——-A critical staff shortage has hit Kasiya Business and Secretarial College in Pemba district because most lecturers have resigned to join government as secondary school teachers because of lucrative salaries in the public service.
College Principal, White Chisi, says operations of the institution have been crippled due to the mass exodus of highly skilled lecturers who have opted to join government as secondary school teachers.
Mr Chisi says some of the remaining lecturers have threatened to leave and join government even as primary school teachers.
He was briefing Southern province Permanent Secretary, Annie Sinyangwe, when she met heads of government institutions in Pemba yesterday.
The principal said the institution has no capacity to pay competitive salaries to lecturers because of poor revenue generated mainly from student fees.
Mr Chisi said the salaries being offered to lecturers were so poor that it was practically impossible to retain highly qualified staff.
He said although the institution had embarked on various income generating initiatives such as introduction of some training programmes that are demand-driven, its location in a village set up remained a stumbling block as the local community was financially incapacitated to send their children to the institution.

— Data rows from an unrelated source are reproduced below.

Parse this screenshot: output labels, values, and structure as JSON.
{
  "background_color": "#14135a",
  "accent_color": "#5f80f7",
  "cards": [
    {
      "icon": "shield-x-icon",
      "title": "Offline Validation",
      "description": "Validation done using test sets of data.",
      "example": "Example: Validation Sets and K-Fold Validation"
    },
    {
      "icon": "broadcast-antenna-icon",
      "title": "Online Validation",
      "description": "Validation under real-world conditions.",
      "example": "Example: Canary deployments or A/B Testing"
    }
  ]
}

Mr Chisi explained that it was for this reason that government needed to seriously review the policy and address its shortcomings especially for rural based learning institutions.

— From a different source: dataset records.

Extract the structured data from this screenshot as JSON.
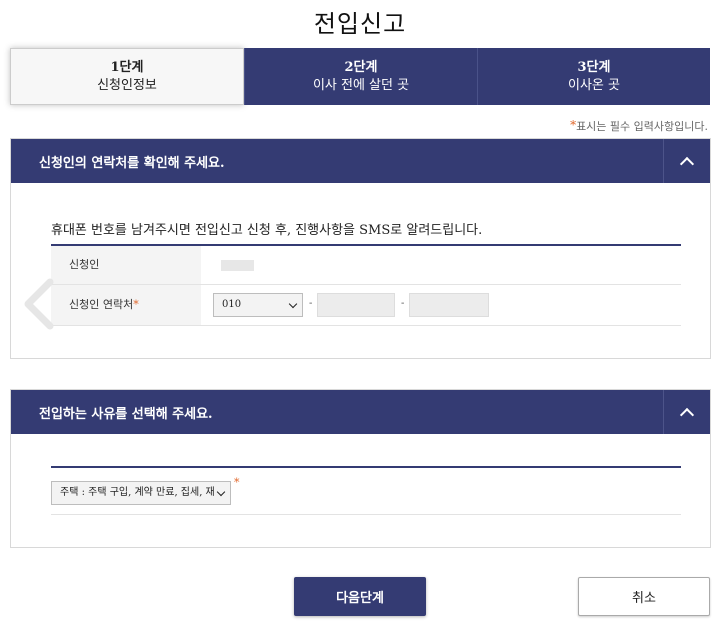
{
  "page": {
    "title": "전입신고"
  },
  "steps": [
    {
      "num": "1단계",
      "label": "신청인정보",
      "active": true
    },
    {
      "num": "2단계",
      "label": "이사 전에 살던 곳",
      "active": false
    },
    {
      "num": "3단계",
      "label": "이사온 곳",
      "active": false
    }
  ],
  "required_note": {
    "star": "*",
    "text": "표시는 필수 입력사항입니다."
  },
  "contact_section": {
    "heading": "신청인의 연락처를 확인해 주세요.",
    "info": "휴대폰 번호를 남겨주시면 전입신고 신청 후, 진행사항을 SMS로 알려드립니다.",
    "applicant_label": "신청인",
    "contact_label": "신청인 연락처",
    "contact_required": "*",
    "phone_prefix": "010",
    "separator": "-"
  },
  "reason_section": {
    "heading": "전입하는 사유를 선택해 주세요.",
    "selected_reason": "주택 : 주택 구입, 계약 만료, 집세, 재",
    "required": "*"
  },
  "buttons": {
    "next": "다음단계",
    "cancel": "취소"
  },
  "colors": {
    "primary": "#343b73",
    "required": "#e0662a"
  }
}
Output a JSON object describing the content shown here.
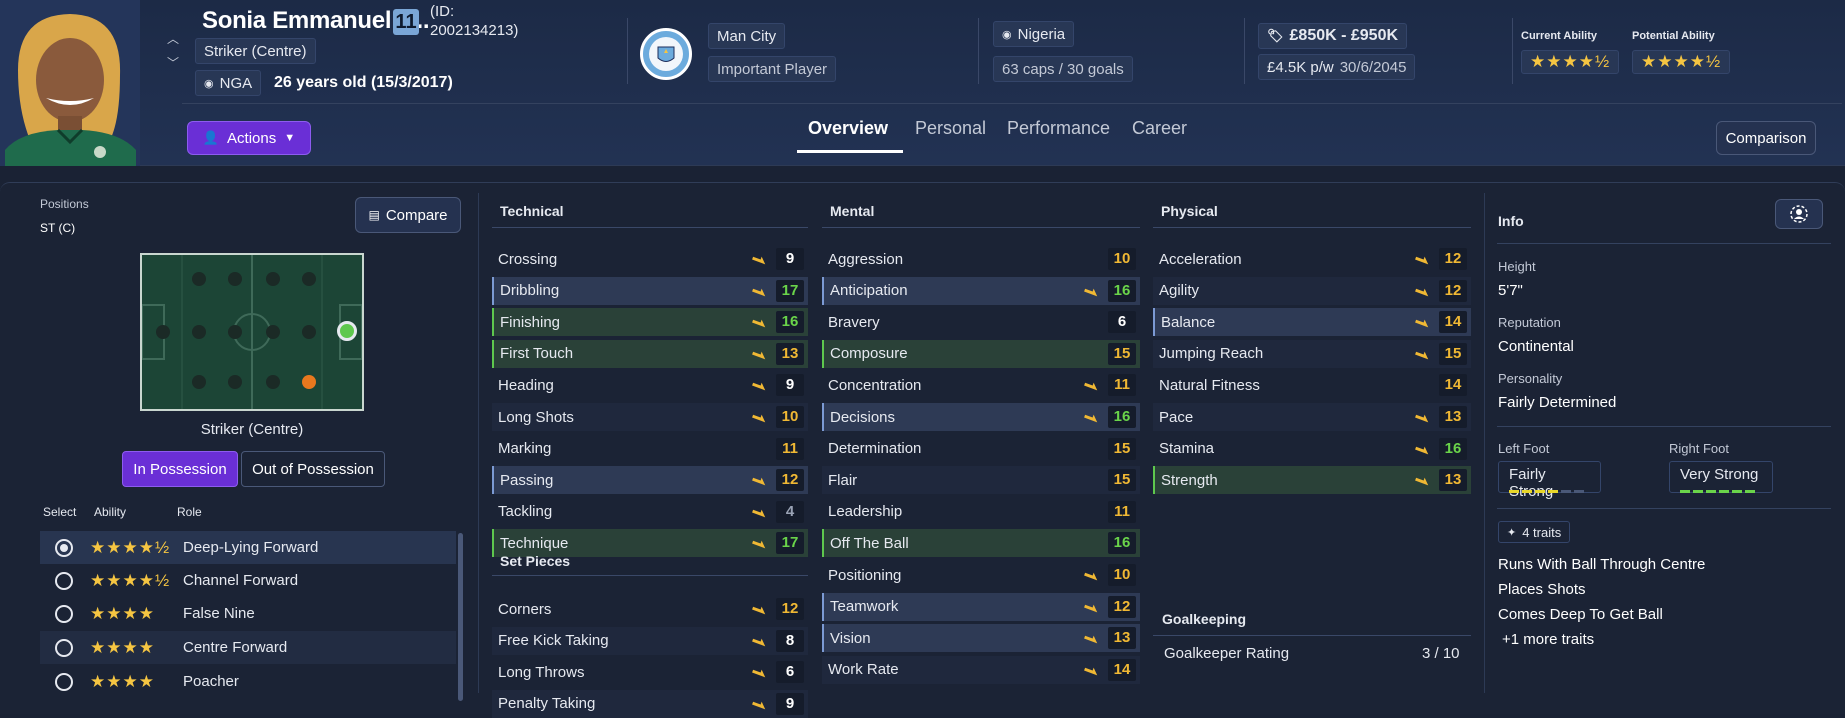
{
  "player": {
    "name": "Sonia Emmanuel P...",
    "number": "11",
    "id_label": "(ID:",
    "id_value": "2002134213)",
    "position": "Striker (Centre)",
    "nation_code": "NGA",
    "age": "26 years old (15/3/2017)"
  },
  "club": {
    "name": "Man City",
    "status": "Important Player",
    "crest_text": "MANCHESTER CITY"
  },
  "nation": {
    "name": "Nigeria",
    "caps": "63 caps / 30 goals"
  },
  "contract": {
    "value": "£850K - £950K",
    "wage": "£4.5K p/w",
    "expiry": "30/6/2045"
  },
  "ability": {
    "current_label": "Current Ability",
    "current_stars": "★★★★½",
    "potential_label": "Potential Ability",
    "potential_stars": "★★★★½"
  },
  "actions_label": "Actions",
  "tabs": [
    "Overview",
    "Personal",
    "Performance",
    "Career"
  ],
  "comparison_label": "Comparison",
  "positions": {
    "heading": "Positions",
    "value": "ST (C)",
    "compare_label": "Compare",
    "pitch_caption": "Striker (Centre)",
    "toggle_in": "In Possession",
    "toggle_out": "Out of Possession",
    "col_select": "Select",
    "col_ability": "Ability",
    "col_role": "Role",
    "roles": [
      {
        "stars": "★★★★½",
        "name": "Deep-Lying Forward"
      },
      {
        "stars": "★★★★½",
        "name": "Channel Forward"
      },
      {
        "stars": "★★★★",
        "name": "False Nine"
      },
      {
        "stars": "★★★★",
        "name": "Centre Forward"
      },
      {
        "stars": "★★★★",
        "name": "Poacher"
      }
    ]
  },
  "technical": {
    "heading": "Technical",
    "rows": [
      {
        "name": "Crossing",
        "value": "9"
      },
      {
        "name": "Dribbling",
        "value": "17"
      },
      {
        "name": "Finishing",
        "value": "16"
      },
      {
        "name": "First Touch",
        "value": "13"
      },
      {
        "name": "Heading",
        "value": "9"
      },
      {
        "name": "Long Shots",
        "value": "10"
      },
      {
        "name": "Marking",
        "value": "11"
      },
      {
        "name": "Passing",
        "value": "12"
      },
      {
        "name": "Tackling",
        "value": "4"
      },
      {
        "name": "Technique",
        "value": "17"
      }
    ]
  },
  "set_pieces": {
    "heading": "Set Pieces",
    "rows": [
      {
        "name": "Corners",
        "value": "12"
      },
      {
        "name": "Free Kick Taking",
        "value": "8"
      },
      {
        "name": "Long Throws",
        "value": "6"
      },
      {
        "name": "Penalty Taking",
        "value": "9"
      }
    ]
  },
  "mental": {
    "heading": "Mental",
    "rows": [
      {
        "name": "Aggression",
        "value": "10"
      },
      {
        "name": "Anticipation",
        "value": "16"
      },
      {
        "name": "Bravery",
        "value": "6"
      },
      {
        "name": "Composure",
        "value": "15"
      },
      {
        "name": "Concentration",
        "value": "11"
      },
      {
        "name": "Decisions",
        "value": "16"
      },
      {
        "name": "Determination",
        "value": "15"
      },
      {
        "name": "Flair",
        "value": "15"
      },
      {
        "name": "Leadership",
        "value": "11"
      },
      {
        "name": "Off The Ball",
        "value": "16"
      },
      {
        "name": "Positioning",
        "value": "10"
      },
      {
        "name": "Teamwork",
        "value": "12"
      },
      {
        "name": "Vision",
        "value": "13"
      },
      {
        "name": "Work Rate",
        "value": "14"
      }
    ]
  },
  "physical": {
    "heading": "Physical",
    "rows": [
      {
        "name": "Acceleration",
        "value": "12"
      },
      {
        "name": "Agility",
        "value": "12"
      },
      {
        "name": "Balance",
        "value": "14"
      },
      {
        "name": "Jumping Reach",
        "value": "15"
      },
      {
        "name": "Natural Fitness",
        "value": "14"
      },
      {
        "name": "Pace",
        "value": "13"
      },
      {
        "name": "Stamina",
        "value": "16"
      },
      {
        "name": "Strength",
        "value": "13"
      }
    ]
  },
  "goalkeeping": {
    "heading": "Goalkeeping",
    "label": "Goalkeeper Rating",
    "value": "3 / 10"
  },
  "info": {
    "heading": "Info",
    "height_label": "Height",
    "height": "5'7\"",
    "reputation_label": "Reputation",
    "reputation": "Continental",
    "personality_label": "Personality",
    "personality": "Fairly Determined",
    "left_foot_label": "Left Foot",
    "left_foot": "Fairly Strong",
    "right_foot_label": "Right Foot",
    "right_foot": "Very Strong",
    "left_foot_level": 0.6,
    "right_foot_level": 1.0,
    "traits_badge": "4 traits",
    "traits": [
      "Runs With Ball Through Centre",
      "Places Shots",
      "Comes Deep To Get Ball"
    ],
    "more_traits": "+1 more traits"
  },
  "colors": {
    "accent": "#6a2fd6",
    "good": "#6ad44a",
    "mid": "#f0b834",
    "high": "#ffffff"
  }
}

But the permanent secretary, who was accompanied by regional chief planner, Linda Siwale, advised management to continue exploring other ways of widening the college’s revenue base, saying the same policy had worked so well for other training institutions in the country.
The PS pointed out that issues hinging on policy could not be easily resolved as it required the involvement of government at a higher level.
Ms Sinyangwe, who is visiting districts to acquaint herself with challenges in various government institutions, said reinstating lecturers in colleges under management boards on the government payroll would have serious implications on payroll management as more funds would be needed.